BANK OF BARODA Vs. RAJKAMAL WINES
LAWS(DR)-2003-1-19
DEBTS RECOVERY APPELLATE TRIBUNAL
Decided on January 16,2003

BANK OF BARODA Appellant
VERSUS
Rajkamal Wines and Ors. Respondents




JUDGEMENT

A. Subbulakshmy, J. - (1.)THE Bank filed petition for attachment of FCNR deposit No. 036555 standing in the names of Smt. Maya Patchava the 4th respondent and another person, lying with the petitioner Bank to the extent to half share. The Presiding Officer, DRT, Hyderabad, passed order of attachment on 26.11.2001 and the order reads as follows:
"In view of the quantum of the claim, the stage of the matter and the facts and the circumstances of the case, it is just and proper to attach the amount to the extent of half share in FCNR deposit No. 036555 lying in the name of the 4th respondent and another with the petitioner Bank until further orders."

(2.)THIS matter was heard on merit and the Presiding Officer, DRT, passed order on 12.8.2002 and the petition was dismissed. It is also observed in that order that the 4th respondent is at liberty to either continue the FCNR deposit or to withdraw the same. Aggrieved against that order the Bank has preferred this appeal.
Counsel for the respondents submitted that the FCNR deposit No. 036555 stands in the name of R -4 and her husband has been subsequently added as party to the Original Application (OA) and he was not a party in the O A and he is not concerned with the borrower. The FCNR No. 036555 stands in the name of both the 4th respondent and her husband the 5th respondent. The husband's share of 50% i.e. 5th respondent's share has been refunded and what is lying with the Bank is only 50% of the 4th respondent's share in FCNR deposit No. 036555. Counsel for the appellant Bank submits that what is sought for is only the attachment of 50% of the deposit i.e. R4's share alone and R5's share is not at all sought for attachment and the appellant Bank is entitled to seek the relief of attachment of 50% of the FCNR deposit No. 036555. Counsel for the respondents submits that the Fixed Deposit standing in the names of two parties cannot be attached and if it stands in the name of the debtor alone it can be attached and the further submitted that no notice for security was also given and without ordering for security, straightaway attachment was effected initially and so the Presiding Officer, DRT, rightly dismissed the petition and the order passed by the Presiding Officer, DRT, does not warrant any interference. He further stressed the point that attachment of debt jointly due to the judgment debtor with another is illegal. On this aspect, he relies upon the decision of the Andhra Pradesh High Court in AIR 1971 Andhra Pradesh Page 165 (Nadikatla Anjanna and Ors. v. Bandi Ramakrishna and Ors.) wherein it has been held that "Attachment of a debt jointly due to a judgment debtor with another is illegal and attachment can be made of a debt due to a judgment debtor alone".

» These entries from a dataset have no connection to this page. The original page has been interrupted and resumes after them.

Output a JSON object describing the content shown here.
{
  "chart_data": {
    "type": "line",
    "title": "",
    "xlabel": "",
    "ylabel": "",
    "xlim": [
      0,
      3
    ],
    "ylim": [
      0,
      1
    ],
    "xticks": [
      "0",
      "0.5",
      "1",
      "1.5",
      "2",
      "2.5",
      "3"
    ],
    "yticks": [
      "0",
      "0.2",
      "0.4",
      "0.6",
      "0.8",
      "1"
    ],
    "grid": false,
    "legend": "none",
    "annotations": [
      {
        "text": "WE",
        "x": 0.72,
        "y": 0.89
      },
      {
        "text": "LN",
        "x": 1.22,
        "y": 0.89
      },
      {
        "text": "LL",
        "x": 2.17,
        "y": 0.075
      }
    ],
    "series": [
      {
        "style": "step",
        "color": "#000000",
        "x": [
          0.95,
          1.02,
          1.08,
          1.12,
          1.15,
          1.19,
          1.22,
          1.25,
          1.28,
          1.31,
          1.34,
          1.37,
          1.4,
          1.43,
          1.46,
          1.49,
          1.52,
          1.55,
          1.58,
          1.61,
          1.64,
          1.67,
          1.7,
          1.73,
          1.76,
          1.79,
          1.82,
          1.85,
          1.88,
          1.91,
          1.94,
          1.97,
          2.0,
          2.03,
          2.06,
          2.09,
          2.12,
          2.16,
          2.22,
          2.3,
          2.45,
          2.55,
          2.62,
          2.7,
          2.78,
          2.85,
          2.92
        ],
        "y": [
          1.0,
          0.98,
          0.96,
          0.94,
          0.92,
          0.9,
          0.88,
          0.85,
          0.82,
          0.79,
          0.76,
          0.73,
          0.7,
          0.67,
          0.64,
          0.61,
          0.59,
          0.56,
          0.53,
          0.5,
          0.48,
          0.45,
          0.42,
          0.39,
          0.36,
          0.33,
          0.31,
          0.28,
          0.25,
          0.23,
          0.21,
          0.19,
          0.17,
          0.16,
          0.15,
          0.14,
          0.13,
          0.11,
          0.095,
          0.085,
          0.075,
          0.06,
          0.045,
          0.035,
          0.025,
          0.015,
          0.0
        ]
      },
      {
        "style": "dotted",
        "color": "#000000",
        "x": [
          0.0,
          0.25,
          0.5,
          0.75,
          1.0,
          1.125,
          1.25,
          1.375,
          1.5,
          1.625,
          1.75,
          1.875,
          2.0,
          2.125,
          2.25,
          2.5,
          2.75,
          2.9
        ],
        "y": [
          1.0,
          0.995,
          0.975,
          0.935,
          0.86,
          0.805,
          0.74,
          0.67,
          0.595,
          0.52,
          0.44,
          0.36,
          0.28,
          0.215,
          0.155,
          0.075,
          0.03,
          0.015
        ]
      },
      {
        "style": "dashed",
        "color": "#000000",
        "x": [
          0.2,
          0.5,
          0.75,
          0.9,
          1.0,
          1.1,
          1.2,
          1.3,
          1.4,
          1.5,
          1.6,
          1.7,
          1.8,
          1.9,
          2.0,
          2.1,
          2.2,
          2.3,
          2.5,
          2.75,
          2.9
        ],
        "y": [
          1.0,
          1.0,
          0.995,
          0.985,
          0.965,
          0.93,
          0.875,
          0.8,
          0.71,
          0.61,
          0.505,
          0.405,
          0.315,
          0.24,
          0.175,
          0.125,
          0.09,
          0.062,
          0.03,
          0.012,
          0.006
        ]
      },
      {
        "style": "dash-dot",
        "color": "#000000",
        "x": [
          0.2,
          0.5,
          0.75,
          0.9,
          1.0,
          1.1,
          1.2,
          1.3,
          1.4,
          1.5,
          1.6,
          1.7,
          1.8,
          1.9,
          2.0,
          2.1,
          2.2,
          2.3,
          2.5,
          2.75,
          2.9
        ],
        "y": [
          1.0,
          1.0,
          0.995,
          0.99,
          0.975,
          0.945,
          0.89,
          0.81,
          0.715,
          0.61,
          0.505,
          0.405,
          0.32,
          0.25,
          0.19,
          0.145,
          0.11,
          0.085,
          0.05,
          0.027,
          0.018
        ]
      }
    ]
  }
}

(3.)COUNSEL for the respondents also relies upon another decision in II (1995) BC 37=AIR 1993 Bombay 87 (The State Bank of India v. Javed Akhtar Hussain and Ors.) wherein it has been held that "The Bank being a debtor in respect of the money in fixed deposit, had no right to pass into service the doctrine of 'Banker's lien' and the money in fixed deposit". It has been observed in the above said decision that "The action of keeping lien was a sort of suo motu act exercised by the Bank/applicant in the present case, even without giving notice to the non -applicant No. 2 and his wife. Even though the applicant had filed Special Darkhast No. 200 of 91, it could have moved the Court for passing orders in respect of the amounts invested in TDR and RD accounts. However, the action of the applicant in keeping lien over both these accounts was unilateral and high -handed and even it is not befitting the authorities of the State Bank of India to do so. If such a thing would continue, perhaps in future the customer would lose his confidence in the Bank and I am afraid that the days are not far off."